Just a thought

Chevrolet seriously considered making a turbine powered truck. Could you imagine what things would be like if this had been made?

Other urls found in this thread:

oldcarsweekly.com/news/hobby-news/tag-team_trucking
roadandtrack.com/new-cars/news/a7284/walmart-turbine-hybrid-aero-semi/
twitter.com/NSFWRedditImage

So did Ford

>A 600-hp turbine engine propelled Big Red and offered a 600-mile cruising range from its 280-gallon fuel capacity. At full capacity, the power plant could pull 170,000 pounds, which was a combined weight of tractor, trailers and cargo.

looks like something out of fallout

Imagine how crazy it would be if Tesla made a big rig. That's just too far fetched though, will probably never happen. You would probably need 8 90kwh packs to power it.

Its turbine generates electricity for the 4 electric motors on the rear wheels

Here's a good read to go with this thread.

oldcarsweekly.com/news/hobby-news/tag-team_trucking

>barely 2MPG
Was this supposed to be impressive at the time?

>early 60's
>600 hp
>2mpg pulling 170,000 pounds

IDK user, you tell me.

So no?

I dunno, going deaf every time one of them pulled up next to you at a light?

>>early 60's
hp
That's not impressive at all, they had engines that did nearly twice that in the 40's.
mpg pulling 170,000 pounds
I mean I guess?

how original, what a genius this telsa fucktard is

would have been a nightmare to maintain and your truck mechanic is now a jet mechanic

...

on the other hand, used semis would be priceless among pilot enthusiasts and people alike. Same like motorhomes are good source of big block V8s.

Walmart did it too.

roadandtrack.com/new-cars/news/a7284/walmart-turbine-hybrid-aero-semi/

thanks for this

>Walmart is turning to its truck fleet to reduce overhead
>The trailer uses single-piece 53-foot-long carbon-fiber panels

The most common engines in the '50s and '60s were in the 2-300 HP range.
>743/855 Cummins (220-335 HP)
>6-71 Detroit (238HP)
>Mack Thermodyne (
>IHC V-549 (235 HP)

600 HP was a lot for a truck engine back then. Fuel mileage sucked donkey dick, too. A bobtail IHC V200 with a 549 gets about 5MPG.

lel I forgot to add the Thermodyne's HP rating. They were right around the 200 Hp mark.

Tesla's dead you dumbass

And who said that every product ever made has to be completely original all the time? Will you bitch that the Chevy Volt is shit because it isn't original either?

its piss, its sickening

Mammonth Car?

I doubt it would be hard to come up with a decent muffler system to reduce sound output, especially by routing the exhaust up top like most trucks already do

Currently we have engines making 1,500 hp but 600hp on a truck is a lot.

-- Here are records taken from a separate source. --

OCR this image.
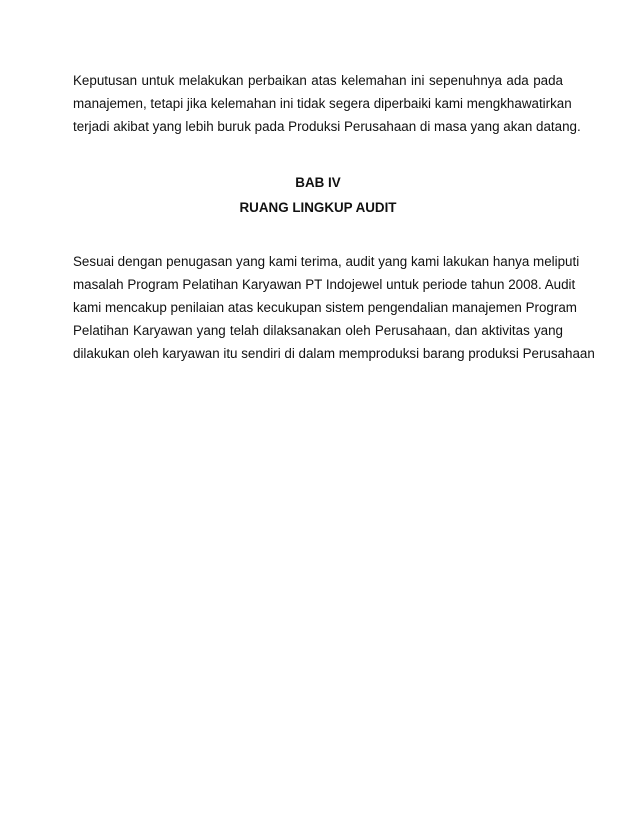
Keputusan untuk melakukan perbaikan atas kelemahan ini sepenuhnya ada pada
manajemen, tetapi jika kelemahan ini tidak segera diperbaiki kami mengkhawatirkan
terjadi akibat yang lebih buruk pada Produksi Perusahaan di masa yang akan datang.
BAB IV
RUANG LINGKUP AUDIT
Sesuai dengan penugasan yang kami terima, audit yang kami lakukan hanya meliputi
masalah Program Pelatihan Karyawan PT Indojewel untuk periode tahun 2008. Audit
kami mencakup penilaian atas kecukupan sistem pengendalian manajemen Program
Pelatihan Karyawan yang telah dilaksanakan oleh Perusahaan, dan aktivitas yang
dilakukan oleh karyawan itu sendiri di dalam memproduksi barang produksi Perusahaan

Also 170,000 lbs is 70 tonnes. Trucks are limited to 44tons these days.

Turbines don't have to be complicated. The M1 Abrams runs off of a turbine powerplant, and being in the military they have some real retarded fucks working on shit like that.

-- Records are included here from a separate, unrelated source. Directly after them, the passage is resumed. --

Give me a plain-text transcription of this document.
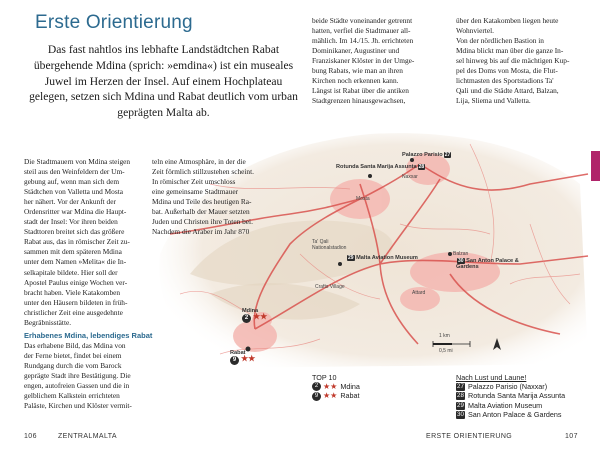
Erste Orientierung
Das fast nahtlos ins lebhafte Landstädtchen Rabat übergehende Mdina (sprich: »emdina«) ist ein museales Juwel im Herzen der Insel. Auf einem Hochplateau gelegen, setzen sich Mdina und Rabat deutlich vom urban geprägten Malta ab.

beide Städte voneinander getrennt

hatten, verfiel die Stadtmauer all-

mählich. Im 14./15. Jh. errichteten

Dominikaner, Augustiner und

Franziskaner Klöster in der Umge-

bung Rabats, wie man an ihren

Kirchen noch erkennen kann.

Längst ist Rabat über die antiken

Stadtgrenzen hinausgewachsen,

über den Katakomben liegen heute

Wohnviertel.

Von der nördlichen Bastion in

Mdina blickt man über die ganze In-

sel hinweg bis auf die mächtigen Kup-

pel des Doms von Mosta, die Flut-

lichtmasten des Sportstadions Ta'

Qali und die Städte Attard, Balzan,

Lija, Sliema und Valletta.

Rotunda Santa Marija Assunta 28
Palazzo Parisio 27
Naxxar
Mosta
29 Malta Aviation Museum
Ta' Qali Nationalstadion
Crafts Village
Attard
Balzan
30 San Anton Palace & Gardens
Mdina
2 ★★
Rabat
9 ★★
1 km
0,5 mi

Die Stadtmauern von Mdina steigen

steil aus den Weinfeldern der Um-

gebung auf, wenn man sich dem

Städtchen von Valletta und Mosta

her nähert. Vor der Ankunft der

Ordensritter war Mdina die Haupt-

stadt der Insel: Vor ihren beiden

Stadttoren breitet sich das größere

Rabat aus, das in römischer Zeit zu-

sammen mit dem späteren Mdina

unter dem Namen »Melita« die In-

selkapitale bildete. Hier soll der

Apostel Paulus einige Wochen ver-

bracht haben. Viele Katakomben

unter den Häusern bildeten in früh-

christlicher Zeit eine ausgedehnte

Begräbnisstätte.

Erhabenes Mdina, lebendiges Rabat

Das erhabene Bild, das Mdina von

der Ferne bietet, findet bei einem

Rundgang durch die vom Barock

geprägte Stadt ihre Bestätigung. Die

engen, autofreien Gassen und die in

gelblichem Kalkstein errichteten

Paläste, Kirchen und Klöster vermit-

teln eine Atmosphäre, in der die

Zeit förmlich stillzustehen scheint.

In römischer Zeit umschloss

eine gemeinsame Stadtmauer

Mdina und Teile des heutigen Ra-

bat. Außerhalb der Mauer setzten

Juden und Christen ihre Toten bei.

Nachdem die Araber im Jahr 870

TOP 10
2 ★★ Mdina
9 ★★ Rabat
Nach Lust und Laune!
27 Palazzo Parisio (Naxxar)
28 Rotunda Santa Marija Assunta
29 Malta Aviation Museum
30 San Anton Palace & Gardens
106	ZENTRALMALTA	ERSTE ORIENTIERUNG	107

Being on the road, it would'nt have to be as close-tolerance and have as many redundancies as an aircraft engine, and just like anything else if a part breaks you just replace it. It'd be more expensive for parts, absolutely, but it wouldn't be any more complicated to work on.

The "noisiest" turbines are the ones using thrust to propel the vehicle. The turboshafts can be very quiet

Turbines aren't scary

...

Why are they only doing this now in semi trucks when locomotives been doing this for years?

isnt this method a lot more fuel efficient?

What absolute cock-smoking retards.
>Next: GM/Ford introduce nuclear explosion propelled pickup truck concepts.

I'd bet on weight reasons. I believe the max weight of truck, trailer and load on most states is 80 thousand pounds. A heavier truck means you can't move as much cargo, so you don't make as much money

it actually is less effecient.

But you dont need a transmission.

I dont think it'd be weight. Truckerfag said that truck transmissions are just over 200lb. A 150kw generator (generator itself not the engine) is around 100lbs and then the motors for that power will be about 50lbs each wheel.

So tell me, what would things have been like?

You joke, but there were a few nuclear powered concepts from the 50s-60s
>Ford Nucleon
>Simca Fulgar
>Ford Seattle-ite XXI
and pic related >Studebaker Packard Astral

They weren't nuclear powered. They weren't powered at all. They were just design studies with the marketing shouting NUCULAR for publicity.